I have an issue with some data, and I simply cannot understand why.
I'm trying to estimate var4
from var3
using a GAM.
Here is the dataset I'm using to obtain my model:
for_model <- read.csv("https://raw.githubusercontent.com/fredlm/mockup/master/for_model.csv")
And the dataset in which I want to estimate var4
:
for_est <- read.csv("https://raw.githubusercontent.com/fredlm/mockup/master/for_est.csv")
What I've done, simply:
for_est <- for_est %>%
mutate(var4 = ifelse(!var3 == 0, predict.gam(gam(var4 ~ s(log(var3)), data = for_model), newdata = .), NA))

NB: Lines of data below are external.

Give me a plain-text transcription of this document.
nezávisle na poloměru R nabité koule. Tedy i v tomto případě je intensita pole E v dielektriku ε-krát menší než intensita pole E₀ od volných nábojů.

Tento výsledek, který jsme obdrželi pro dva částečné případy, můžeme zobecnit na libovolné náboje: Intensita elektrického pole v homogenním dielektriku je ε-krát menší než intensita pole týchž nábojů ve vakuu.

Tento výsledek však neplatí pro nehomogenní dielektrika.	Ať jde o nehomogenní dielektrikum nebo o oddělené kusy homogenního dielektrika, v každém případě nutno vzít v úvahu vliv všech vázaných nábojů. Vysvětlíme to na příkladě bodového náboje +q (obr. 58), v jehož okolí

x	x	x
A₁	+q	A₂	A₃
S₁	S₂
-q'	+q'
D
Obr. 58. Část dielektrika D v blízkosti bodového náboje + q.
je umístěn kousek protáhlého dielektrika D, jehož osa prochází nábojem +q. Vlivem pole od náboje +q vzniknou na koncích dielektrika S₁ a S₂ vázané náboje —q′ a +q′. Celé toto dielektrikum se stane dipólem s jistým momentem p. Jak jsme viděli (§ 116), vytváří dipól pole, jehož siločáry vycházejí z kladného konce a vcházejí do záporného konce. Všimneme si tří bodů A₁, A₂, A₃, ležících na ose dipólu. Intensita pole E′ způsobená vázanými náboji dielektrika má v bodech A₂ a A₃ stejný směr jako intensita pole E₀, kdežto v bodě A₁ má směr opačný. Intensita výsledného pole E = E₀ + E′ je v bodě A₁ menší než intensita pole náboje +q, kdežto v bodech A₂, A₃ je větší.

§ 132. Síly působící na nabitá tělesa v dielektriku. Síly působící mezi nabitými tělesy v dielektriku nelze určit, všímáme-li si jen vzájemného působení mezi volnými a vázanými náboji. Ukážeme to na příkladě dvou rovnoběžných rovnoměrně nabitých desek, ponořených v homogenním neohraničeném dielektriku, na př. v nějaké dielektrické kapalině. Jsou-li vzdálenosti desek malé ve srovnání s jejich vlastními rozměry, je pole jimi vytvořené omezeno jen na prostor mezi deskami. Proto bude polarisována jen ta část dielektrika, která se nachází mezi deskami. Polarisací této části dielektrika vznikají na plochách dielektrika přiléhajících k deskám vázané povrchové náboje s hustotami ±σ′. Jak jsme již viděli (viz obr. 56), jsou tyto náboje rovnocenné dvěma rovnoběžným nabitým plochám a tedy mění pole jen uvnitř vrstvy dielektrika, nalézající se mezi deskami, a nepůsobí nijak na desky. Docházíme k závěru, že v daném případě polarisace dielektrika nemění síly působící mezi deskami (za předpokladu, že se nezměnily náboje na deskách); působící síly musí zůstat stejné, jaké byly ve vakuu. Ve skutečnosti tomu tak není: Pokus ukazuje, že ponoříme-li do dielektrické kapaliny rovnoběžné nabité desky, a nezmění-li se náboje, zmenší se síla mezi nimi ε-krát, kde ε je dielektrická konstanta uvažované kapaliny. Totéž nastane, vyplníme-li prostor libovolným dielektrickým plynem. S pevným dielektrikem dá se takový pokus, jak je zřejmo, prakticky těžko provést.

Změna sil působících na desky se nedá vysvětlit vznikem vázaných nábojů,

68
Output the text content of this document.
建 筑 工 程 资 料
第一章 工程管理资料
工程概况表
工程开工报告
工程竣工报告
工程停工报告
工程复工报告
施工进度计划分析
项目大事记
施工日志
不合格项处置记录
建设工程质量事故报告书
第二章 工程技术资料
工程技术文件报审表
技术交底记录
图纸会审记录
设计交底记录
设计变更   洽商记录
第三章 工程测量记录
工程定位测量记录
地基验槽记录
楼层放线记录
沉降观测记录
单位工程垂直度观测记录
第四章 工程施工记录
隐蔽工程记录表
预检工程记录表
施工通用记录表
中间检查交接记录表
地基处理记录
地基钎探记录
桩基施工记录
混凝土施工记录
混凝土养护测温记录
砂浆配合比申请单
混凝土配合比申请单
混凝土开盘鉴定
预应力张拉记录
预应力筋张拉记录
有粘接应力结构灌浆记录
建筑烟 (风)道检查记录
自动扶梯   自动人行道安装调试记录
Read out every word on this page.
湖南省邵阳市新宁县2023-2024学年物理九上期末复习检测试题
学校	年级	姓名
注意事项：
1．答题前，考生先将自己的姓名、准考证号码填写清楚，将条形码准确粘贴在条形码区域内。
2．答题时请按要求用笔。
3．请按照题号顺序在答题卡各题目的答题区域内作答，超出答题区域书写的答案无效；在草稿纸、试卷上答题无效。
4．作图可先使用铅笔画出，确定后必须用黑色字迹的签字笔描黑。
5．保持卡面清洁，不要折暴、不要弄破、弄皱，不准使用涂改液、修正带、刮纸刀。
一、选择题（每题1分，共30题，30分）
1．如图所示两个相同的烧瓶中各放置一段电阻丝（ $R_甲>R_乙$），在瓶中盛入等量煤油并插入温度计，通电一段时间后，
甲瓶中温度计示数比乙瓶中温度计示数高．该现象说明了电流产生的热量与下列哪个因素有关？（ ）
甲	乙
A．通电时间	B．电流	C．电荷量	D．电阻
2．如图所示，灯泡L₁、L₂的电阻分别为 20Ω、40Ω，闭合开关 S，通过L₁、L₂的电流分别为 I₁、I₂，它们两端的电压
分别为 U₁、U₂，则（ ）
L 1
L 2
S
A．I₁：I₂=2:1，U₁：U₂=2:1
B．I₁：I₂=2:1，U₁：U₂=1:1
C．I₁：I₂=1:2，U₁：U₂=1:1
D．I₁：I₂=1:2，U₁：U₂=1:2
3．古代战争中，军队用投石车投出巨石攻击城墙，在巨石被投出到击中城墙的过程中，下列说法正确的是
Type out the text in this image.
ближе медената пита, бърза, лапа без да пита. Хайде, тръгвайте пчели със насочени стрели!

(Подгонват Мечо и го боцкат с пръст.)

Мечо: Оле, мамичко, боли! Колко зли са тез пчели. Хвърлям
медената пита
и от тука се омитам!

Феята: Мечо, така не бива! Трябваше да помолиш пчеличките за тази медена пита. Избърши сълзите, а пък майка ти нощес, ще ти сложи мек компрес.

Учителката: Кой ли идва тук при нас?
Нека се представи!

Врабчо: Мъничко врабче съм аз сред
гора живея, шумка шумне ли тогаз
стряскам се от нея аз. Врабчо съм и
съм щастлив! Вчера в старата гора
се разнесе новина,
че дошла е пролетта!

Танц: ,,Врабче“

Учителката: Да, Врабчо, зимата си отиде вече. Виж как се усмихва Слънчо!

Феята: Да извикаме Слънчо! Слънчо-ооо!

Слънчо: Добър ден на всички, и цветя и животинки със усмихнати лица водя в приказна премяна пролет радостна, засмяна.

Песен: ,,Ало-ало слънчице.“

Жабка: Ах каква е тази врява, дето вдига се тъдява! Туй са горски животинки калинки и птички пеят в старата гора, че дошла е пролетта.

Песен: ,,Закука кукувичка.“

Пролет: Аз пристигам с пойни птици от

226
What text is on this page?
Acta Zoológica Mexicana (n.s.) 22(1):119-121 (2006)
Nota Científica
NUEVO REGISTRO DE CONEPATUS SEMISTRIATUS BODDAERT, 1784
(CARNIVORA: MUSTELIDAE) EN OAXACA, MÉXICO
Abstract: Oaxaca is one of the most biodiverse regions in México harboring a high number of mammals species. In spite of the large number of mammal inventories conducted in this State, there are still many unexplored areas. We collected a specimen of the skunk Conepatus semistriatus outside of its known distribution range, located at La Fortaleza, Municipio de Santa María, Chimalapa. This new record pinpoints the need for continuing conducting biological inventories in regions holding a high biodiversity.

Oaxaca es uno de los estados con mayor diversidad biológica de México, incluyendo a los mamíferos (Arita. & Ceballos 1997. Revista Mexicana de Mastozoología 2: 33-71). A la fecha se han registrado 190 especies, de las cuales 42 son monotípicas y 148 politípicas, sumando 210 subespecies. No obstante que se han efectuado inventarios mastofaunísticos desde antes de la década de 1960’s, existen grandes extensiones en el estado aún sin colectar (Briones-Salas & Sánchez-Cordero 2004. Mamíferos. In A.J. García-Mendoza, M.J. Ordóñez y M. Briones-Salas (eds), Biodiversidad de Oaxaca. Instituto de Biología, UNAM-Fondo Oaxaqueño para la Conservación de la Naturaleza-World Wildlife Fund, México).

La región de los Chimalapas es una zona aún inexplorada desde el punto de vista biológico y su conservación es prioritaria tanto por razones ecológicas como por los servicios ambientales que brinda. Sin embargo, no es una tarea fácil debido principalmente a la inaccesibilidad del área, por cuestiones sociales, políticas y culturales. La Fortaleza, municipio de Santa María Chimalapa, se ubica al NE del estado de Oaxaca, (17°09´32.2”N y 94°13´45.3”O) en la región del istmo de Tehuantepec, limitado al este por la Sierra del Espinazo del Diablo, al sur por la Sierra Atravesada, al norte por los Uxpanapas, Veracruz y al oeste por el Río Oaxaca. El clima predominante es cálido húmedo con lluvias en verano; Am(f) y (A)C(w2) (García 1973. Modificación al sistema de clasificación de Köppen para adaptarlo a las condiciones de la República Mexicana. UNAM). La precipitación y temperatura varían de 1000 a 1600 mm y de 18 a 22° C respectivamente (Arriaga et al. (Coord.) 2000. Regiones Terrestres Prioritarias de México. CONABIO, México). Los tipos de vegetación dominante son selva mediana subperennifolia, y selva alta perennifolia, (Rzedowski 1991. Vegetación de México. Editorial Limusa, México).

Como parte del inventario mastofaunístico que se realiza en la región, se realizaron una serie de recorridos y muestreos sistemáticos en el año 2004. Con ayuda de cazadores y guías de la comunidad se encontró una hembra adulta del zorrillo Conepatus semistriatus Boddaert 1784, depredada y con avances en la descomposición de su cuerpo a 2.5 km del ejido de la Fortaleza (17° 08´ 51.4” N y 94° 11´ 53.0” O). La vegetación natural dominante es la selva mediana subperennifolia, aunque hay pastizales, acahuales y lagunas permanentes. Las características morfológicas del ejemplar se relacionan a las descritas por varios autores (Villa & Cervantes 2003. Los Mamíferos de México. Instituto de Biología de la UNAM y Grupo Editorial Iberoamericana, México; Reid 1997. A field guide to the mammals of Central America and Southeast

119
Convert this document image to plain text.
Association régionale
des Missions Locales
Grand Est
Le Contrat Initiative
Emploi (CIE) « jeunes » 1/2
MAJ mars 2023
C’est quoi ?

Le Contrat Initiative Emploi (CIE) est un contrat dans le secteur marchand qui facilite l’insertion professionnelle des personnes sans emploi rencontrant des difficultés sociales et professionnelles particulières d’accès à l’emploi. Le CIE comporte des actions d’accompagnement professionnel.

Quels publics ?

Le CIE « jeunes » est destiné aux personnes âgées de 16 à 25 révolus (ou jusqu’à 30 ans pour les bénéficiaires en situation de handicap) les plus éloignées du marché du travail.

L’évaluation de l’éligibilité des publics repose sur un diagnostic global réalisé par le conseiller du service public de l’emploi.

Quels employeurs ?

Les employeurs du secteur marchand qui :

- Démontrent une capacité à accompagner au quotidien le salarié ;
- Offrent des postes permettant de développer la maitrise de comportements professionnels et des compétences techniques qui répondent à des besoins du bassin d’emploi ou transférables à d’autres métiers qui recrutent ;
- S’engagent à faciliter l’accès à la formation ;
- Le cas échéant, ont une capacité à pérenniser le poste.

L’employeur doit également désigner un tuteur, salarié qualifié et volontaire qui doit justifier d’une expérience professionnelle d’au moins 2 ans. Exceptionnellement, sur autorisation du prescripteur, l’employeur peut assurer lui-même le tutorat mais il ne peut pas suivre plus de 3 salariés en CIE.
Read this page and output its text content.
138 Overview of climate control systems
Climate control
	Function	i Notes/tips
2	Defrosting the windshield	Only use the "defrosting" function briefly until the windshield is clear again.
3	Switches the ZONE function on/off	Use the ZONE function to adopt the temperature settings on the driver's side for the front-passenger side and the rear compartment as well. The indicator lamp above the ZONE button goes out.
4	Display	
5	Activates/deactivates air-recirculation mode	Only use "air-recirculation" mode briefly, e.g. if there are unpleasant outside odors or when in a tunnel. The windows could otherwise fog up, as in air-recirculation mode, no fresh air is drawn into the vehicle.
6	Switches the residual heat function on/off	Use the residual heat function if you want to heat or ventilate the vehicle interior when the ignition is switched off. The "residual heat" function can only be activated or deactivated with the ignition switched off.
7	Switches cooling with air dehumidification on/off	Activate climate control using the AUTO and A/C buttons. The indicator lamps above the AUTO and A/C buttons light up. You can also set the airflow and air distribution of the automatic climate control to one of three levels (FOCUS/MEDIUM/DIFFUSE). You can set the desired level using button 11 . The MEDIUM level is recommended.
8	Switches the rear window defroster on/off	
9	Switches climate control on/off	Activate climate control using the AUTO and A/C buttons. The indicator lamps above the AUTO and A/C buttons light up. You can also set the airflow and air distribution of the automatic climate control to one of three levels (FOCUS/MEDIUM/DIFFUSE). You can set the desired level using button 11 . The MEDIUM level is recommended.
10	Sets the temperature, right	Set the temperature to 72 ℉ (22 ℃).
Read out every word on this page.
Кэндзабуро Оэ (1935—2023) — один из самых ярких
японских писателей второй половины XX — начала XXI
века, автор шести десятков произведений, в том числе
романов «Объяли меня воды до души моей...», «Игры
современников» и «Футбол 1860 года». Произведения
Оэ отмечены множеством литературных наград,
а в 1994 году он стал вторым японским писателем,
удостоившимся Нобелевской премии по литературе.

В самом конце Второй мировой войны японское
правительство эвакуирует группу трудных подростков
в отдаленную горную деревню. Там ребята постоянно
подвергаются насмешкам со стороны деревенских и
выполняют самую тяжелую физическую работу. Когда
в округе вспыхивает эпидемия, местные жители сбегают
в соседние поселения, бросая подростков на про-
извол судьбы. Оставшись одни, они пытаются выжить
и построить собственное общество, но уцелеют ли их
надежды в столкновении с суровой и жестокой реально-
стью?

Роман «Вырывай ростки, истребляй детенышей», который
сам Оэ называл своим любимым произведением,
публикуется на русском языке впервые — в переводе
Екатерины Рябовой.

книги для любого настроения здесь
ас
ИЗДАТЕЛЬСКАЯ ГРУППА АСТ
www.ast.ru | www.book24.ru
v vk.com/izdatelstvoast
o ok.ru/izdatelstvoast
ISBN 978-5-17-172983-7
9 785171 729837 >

It returns the following error:
Error: Problem with mutate()
column var4
.
var4 = predict.gam(gam(var4 ~ s(log(var3)), data = for_model), newdata = .)
.
x NA/NaN/Inf in foreign function call (arg 1)
Despite a thorough research on the web and a few hours spent on my data, I can't find how to fix this...
However, when I plot the GAM, things work great:
ggplot(data = for_model,
aes(x = var3,
y = var4)) +
geom_point() +
geom_smooth(method = "gam",
formula = y~s(log(x)))
Any idea how to fix this? I've looked for NaN or Inf values but there are none. Also, when I'm trying to estimate var4
from var2
— which is VERY similar to var3
- things work well...
for_est <- for_est %>%
mutate(var4 = ifelse(!var2 == 0, predict.gam(gam(var4 ~ s(log(var2)), data = for_model), newdata = .), NA))
Thanks a lot!
ps: my apologies for the rather large files, but given that I don't understand the problem, I thought it might make more sense to provide all of them... :)
When you use ifelse to keep away from var3 == 0, you need to restrict the for_est
input data the same way.
(I split up the model solving from the predicting, just to make testing faster, that doesn't matter)
gamfit <- gam(var4 ~ s(log(var3)), data = for_model)
for_est <- for_est %>%
mutate(var4 = ifelse(var3 != 0, predict(gamfit, newdata = .[var3 != 0, ]), NA_real_))